Regarding the two seeding methods investigated in this study, it became apparent that both methods are feasible since the outcomes are equal in all tested methods, which means that our second hypothesis was also rejected. Method I (scaffold on cells) appeared, however, better for this type of material testing. Firstly, this method better represents the clinical situation, since, for example at a direct pulp capping, the capping material has to be put on to the pulp tissue and not vice versa. Secondly, the direct comparison to the control group is more accurate in model I “scaffold on cells”, because always the same conditions are present. The other method (cells on scaffold) often misses a direct comparison group. Another advantage of the method I “scaffold on cells” is the easier implementation in the experimental procedure. The experiments are more accurate, faster and easier, thus less error-prone.

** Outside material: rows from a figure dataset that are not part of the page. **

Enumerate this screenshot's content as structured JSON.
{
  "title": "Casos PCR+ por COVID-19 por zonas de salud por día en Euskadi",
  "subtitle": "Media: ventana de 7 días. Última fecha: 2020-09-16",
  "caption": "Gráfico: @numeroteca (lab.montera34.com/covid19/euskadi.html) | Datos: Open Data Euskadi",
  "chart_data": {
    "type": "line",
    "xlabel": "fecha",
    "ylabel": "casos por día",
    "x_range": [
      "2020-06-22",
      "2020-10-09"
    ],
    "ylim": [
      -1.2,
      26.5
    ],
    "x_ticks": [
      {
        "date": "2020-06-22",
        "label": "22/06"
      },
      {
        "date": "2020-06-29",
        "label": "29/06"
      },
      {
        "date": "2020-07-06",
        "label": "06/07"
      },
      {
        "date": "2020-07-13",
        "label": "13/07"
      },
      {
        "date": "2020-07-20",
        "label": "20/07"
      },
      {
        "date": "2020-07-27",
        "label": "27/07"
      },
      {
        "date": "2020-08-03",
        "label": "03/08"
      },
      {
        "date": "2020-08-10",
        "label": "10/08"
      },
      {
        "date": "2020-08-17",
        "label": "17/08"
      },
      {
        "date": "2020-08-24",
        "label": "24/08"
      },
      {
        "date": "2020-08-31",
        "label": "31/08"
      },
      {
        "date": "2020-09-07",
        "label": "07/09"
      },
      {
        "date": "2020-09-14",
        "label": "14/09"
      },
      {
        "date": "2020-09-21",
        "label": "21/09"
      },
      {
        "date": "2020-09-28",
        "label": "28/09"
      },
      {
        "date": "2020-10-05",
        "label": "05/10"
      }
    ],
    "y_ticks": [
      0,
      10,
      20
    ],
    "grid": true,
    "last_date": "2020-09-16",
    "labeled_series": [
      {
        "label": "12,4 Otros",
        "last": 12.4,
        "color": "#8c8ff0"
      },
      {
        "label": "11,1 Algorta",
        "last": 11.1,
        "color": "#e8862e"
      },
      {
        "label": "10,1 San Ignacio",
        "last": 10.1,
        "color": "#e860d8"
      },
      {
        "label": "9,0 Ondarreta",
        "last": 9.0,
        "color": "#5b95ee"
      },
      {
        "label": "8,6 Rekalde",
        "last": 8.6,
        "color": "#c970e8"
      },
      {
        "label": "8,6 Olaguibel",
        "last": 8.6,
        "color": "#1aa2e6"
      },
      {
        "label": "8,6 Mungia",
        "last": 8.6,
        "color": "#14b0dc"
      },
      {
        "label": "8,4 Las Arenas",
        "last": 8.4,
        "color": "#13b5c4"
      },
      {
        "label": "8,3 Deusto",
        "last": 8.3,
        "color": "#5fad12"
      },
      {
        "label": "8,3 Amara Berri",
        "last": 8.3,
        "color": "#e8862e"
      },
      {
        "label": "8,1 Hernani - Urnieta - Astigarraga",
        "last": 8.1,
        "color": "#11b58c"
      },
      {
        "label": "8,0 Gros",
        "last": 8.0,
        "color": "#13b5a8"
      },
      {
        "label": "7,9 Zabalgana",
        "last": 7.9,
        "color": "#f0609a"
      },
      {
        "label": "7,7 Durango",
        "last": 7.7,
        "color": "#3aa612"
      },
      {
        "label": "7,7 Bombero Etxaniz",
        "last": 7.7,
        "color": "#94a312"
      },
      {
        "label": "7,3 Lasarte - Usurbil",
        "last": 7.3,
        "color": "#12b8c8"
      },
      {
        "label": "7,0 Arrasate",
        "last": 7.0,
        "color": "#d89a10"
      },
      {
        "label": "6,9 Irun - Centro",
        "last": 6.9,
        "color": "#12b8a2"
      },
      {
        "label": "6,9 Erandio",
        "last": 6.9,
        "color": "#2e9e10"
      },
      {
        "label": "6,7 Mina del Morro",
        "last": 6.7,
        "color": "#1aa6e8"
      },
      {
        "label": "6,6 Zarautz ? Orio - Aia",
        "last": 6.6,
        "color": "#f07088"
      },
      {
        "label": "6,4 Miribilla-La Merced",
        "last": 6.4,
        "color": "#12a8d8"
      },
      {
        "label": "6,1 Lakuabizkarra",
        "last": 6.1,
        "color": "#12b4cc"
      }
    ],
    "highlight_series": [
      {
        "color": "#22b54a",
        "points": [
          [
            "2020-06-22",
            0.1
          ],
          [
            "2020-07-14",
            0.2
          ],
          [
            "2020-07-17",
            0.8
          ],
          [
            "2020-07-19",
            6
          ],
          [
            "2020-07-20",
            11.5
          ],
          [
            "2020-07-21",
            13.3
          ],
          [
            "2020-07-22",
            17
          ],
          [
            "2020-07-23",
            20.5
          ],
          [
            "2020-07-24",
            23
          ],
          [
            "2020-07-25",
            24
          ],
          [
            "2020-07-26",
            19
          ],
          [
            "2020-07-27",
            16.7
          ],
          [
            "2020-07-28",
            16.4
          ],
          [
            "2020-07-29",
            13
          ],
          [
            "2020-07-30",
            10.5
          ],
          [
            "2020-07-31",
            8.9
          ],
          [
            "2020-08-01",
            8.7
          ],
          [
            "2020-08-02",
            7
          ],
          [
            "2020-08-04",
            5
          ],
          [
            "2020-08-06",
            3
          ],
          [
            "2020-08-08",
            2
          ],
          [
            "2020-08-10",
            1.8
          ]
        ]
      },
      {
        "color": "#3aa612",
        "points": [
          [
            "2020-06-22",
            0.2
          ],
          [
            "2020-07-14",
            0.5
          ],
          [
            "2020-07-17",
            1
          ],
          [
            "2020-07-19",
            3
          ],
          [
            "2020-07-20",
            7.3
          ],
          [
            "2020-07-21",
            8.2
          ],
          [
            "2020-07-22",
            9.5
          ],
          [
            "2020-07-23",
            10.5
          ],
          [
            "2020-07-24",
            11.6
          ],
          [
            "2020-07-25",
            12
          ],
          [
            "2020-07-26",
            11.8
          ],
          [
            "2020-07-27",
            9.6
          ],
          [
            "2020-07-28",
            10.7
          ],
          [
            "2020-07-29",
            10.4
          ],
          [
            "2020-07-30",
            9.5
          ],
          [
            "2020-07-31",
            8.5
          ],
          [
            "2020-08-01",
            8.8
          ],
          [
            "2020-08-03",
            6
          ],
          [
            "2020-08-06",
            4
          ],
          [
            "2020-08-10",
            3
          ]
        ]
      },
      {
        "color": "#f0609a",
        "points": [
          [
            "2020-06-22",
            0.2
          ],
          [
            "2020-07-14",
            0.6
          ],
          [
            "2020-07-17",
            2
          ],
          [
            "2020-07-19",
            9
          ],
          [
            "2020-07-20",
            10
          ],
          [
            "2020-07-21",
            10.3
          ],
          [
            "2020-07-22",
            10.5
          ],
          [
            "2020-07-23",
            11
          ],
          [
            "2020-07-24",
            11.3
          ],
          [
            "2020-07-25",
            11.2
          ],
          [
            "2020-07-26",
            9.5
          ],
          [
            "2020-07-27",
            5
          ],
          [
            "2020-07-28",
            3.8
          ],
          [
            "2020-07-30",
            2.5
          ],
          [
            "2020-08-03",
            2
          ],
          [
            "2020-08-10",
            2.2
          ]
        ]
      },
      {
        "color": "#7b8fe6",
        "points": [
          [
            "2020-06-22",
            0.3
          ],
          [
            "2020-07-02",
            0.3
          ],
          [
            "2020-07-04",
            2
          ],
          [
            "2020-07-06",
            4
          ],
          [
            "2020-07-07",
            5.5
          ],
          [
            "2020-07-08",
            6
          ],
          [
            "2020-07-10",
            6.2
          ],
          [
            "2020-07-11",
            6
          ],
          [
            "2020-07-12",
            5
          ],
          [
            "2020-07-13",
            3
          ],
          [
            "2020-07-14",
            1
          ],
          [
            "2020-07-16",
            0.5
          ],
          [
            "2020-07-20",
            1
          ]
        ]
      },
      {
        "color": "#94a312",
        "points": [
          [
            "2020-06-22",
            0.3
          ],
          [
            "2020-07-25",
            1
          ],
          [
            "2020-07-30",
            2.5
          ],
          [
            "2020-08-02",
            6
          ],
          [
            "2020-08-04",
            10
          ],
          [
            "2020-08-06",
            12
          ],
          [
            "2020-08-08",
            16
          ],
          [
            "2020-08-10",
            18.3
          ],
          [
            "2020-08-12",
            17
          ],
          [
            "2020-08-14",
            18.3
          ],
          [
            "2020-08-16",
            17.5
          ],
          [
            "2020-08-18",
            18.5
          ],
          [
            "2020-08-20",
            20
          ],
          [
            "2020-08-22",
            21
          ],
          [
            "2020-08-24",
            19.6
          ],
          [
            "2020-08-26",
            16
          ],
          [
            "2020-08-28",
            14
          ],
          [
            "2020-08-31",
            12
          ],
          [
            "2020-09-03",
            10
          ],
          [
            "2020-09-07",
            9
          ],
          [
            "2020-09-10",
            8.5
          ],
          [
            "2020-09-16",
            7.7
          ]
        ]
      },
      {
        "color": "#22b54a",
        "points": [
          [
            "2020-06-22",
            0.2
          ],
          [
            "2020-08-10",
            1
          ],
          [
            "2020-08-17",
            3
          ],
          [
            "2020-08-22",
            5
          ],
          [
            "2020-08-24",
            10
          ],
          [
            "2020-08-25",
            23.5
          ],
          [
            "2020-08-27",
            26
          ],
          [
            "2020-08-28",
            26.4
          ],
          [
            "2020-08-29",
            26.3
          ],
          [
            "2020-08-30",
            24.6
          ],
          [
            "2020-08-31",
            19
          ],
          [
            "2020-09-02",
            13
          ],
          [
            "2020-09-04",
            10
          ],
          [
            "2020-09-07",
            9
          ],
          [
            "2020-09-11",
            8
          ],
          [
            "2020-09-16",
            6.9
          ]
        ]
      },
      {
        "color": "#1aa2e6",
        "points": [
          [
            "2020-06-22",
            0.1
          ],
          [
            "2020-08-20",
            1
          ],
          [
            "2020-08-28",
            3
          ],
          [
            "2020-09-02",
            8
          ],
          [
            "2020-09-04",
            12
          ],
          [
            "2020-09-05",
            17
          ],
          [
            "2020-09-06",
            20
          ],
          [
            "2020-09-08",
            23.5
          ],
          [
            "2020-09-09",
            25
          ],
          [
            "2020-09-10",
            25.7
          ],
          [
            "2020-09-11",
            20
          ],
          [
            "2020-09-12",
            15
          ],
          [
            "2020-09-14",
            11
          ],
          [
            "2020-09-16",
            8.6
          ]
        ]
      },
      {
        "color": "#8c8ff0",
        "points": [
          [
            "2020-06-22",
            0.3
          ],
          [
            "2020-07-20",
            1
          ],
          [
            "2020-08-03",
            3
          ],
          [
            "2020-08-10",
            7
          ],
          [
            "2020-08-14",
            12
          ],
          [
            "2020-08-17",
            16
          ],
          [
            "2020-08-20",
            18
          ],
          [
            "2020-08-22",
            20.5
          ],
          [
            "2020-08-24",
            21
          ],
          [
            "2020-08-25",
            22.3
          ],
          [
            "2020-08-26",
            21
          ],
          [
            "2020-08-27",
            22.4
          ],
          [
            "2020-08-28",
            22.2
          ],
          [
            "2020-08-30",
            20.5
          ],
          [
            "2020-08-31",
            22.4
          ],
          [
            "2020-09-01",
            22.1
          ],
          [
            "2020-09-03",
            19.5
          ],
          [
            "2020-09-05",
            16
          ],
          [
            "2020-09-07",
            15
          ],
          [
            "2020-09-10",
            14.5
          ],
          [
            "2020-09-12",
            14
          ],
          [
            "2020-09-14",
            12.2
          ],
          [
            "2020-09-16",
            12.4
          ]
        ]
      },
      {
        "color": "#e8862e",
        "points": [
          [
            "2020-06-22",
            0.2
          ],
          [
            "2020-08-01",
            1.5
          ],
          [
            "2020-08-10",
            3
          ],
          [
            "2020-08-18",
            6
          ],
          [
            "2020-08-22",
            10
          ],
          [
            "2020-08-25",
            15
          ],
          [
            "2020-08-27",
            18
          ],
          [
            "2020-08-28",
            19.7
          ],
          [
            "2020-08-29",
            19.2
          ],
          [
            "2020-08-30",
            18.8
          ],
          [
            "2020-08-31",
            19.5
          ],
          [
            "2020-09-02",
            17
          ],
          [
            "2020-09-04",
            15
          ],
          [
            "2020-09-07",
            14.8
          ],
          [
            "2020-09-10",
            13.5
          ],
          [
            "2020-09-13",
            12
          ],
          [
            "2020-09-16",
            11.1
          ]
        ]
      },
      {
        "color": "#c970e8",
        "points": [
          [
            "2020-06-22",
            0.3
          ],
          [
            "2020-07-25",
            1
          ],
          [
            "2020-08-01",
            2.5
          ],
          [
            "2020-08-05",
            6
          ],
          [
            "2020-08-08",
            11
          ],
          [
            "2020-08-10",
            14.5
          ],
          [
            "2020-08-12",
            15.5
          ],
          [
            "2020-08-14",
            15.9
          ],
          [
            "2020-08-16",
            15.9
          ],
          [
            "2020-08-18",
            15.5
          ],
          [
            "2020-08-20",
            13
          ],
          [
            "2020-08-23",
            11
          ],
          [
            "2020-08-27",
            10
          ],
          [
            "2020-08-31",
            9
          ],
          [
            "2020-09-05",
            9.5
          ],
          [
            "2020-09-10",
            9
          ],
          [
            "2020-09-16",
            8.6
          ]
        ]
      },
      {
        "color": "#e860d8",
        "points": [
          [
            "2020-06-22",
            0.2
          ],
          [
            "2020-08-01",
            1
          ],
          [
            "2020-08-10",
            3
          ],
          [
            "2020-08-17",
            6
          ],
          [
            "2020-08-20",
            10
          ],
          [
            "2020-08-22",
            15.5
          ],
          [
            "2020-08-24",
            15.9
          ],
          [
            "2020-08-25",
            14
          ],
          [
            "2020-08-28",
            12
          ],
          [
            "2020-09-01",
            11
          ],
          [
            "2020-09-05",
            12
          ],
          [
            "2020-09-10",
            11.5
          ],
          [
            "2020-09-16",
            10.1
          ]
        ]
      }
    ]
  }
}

In addition, considering the results of the proliferation assay, influence of the testing methodology by the scaffold can be excluded since the scaffold is removed directly before the investigations.

Conclusion

Within the limitations of this in vitro study the following conclusions can be drawn:

PLGA/Ag-TCP initially decreased the viability and proliferation rate of human dental pulp cells while increasing the pro-inflammatory capacity and alkaline phosphatase expression. Whether surviving cells can enter a rescue state and therefore support the long-term survivability has to be determined in future studies. Furthermore a possible bactericidal effect has to be demonstrated.

Regarding the two different models it was obvious that Method I (scaffold on cells) was preferably using the presented study design.